Months after the World Health Organization (WHO) confirmed a pandemic, governments stepped up their contact tracing efforts. It did not take long for major tech companies such as Apple and Google to integrate new software into their respective smartphone ecosystems. This allowed users to receive alerts whether they are or have been in close proximity to individuals who might have COVID-19. Now, the latter hopes to use its Android operating system to monitor earthquakes across the globe.
Surveys show that there are more Android handset users than those on iOS worldwide. Therefore, the internet search company hopes to augment its already robust portfolio of services with seismic data pulled from compatible devices. For the sake of transparency and with consideration for data privacy, it will be an optional functionality, reports The Verge.
With the help of built-in accelerometers on most Android mobile devices, Google plans to pair it with advanced algorithms to gather big data. It is still in the early stages and will initially partner with the United States Geological Survey (USGS) as well as the California Office of Emergency Services. Any earthquake alerts picked up by traditional seismometers will prompt the state's existing ShakeAlert system to issue notifications to Android users in the area.
"It'd be great if there were just seismometer-based systems everywhere that could detect earthquakes," said Google's principal Android software engineer Marc Stogaitis. "That's not really practical and it's unlikely to have global coverage because seismometers are extremely expensive.

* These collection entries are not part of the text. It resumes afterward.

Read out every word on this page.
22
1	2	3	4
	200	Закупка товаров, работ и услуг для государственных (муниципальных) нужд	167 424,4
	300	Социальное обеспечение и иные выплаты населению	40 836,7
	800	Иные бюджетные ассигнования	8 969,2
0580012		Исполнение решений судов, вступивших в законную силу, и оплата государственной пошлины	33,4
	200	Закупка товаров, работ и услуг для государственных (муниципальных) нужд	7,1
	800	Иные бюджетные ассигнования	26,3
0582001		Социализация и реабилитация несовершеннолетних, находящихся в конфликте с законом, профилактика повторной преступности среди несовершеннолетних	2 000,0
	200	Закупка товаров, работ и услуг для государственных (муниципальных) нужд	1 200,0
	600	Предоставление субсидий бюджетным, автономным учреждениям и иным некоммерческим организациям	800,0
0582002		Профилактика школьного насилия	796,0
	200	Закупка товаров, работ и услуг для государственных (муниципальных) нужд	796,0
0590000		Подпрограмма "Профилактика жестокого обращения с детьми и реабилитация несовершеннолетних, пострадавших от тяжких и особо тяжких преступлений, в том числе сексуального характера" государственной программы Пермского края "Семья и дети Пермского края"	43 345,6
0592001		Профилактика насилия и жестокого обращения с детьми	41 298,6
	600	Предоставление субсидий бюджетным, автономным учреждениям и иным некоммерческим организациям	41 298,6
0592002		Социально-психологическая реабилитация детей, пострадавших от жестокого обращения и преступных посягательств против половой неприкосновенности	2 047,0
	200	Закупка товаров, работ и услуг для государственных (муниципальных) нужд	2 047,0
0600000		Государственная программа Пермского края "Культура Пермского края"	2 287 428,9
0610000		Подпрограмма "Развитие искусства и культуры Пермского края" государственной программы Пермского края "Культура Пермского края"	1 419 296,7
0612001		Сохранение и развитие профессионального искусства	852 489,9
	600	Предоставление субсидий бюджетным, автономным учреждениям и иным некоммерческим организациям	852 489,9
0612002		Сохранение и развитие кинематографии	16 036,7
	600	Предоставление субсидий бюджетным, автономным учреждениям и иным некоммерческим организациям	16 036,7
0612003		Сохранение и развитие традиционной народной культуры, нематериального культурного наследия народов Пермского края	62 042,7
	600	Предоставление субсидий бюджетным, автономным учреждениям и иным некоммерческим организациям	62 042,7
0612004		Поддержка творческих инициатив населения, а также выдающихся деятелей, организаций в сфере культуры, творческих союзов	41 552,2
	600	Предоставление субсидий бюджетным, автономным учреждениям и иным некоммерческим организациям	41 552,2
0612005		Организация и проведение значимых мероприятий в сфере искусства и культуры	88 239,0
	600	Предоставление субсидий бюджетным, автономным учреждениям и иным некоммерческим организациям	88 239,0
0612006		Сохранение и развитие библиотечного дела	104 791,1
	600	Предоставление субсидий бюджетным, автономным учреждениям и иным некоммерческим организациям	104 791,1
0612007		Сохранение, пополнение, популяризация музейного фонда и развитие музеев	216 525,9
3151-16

They have to be constantly maintained, you need a lot of them in an area to really have a good earthquake early warning system."
Once the primary phase of the earthquake alert system has been completed, Google plans to switch over detection to supported Android devices. Stogaitis points out that personal data will never be collected as the system only needs the information gathered by the "mini seismometers" (accelerometers). To conserve battery, this function will only activate when the handset is charging.
Aggregated information is then sent to Google's services where it is converted into earthquake data. Sources project this innovative alert system will still take time before it meets the standards required by regulators. Once approved, it will remain an "opt-in" feature via Google Mobile Services (GMS).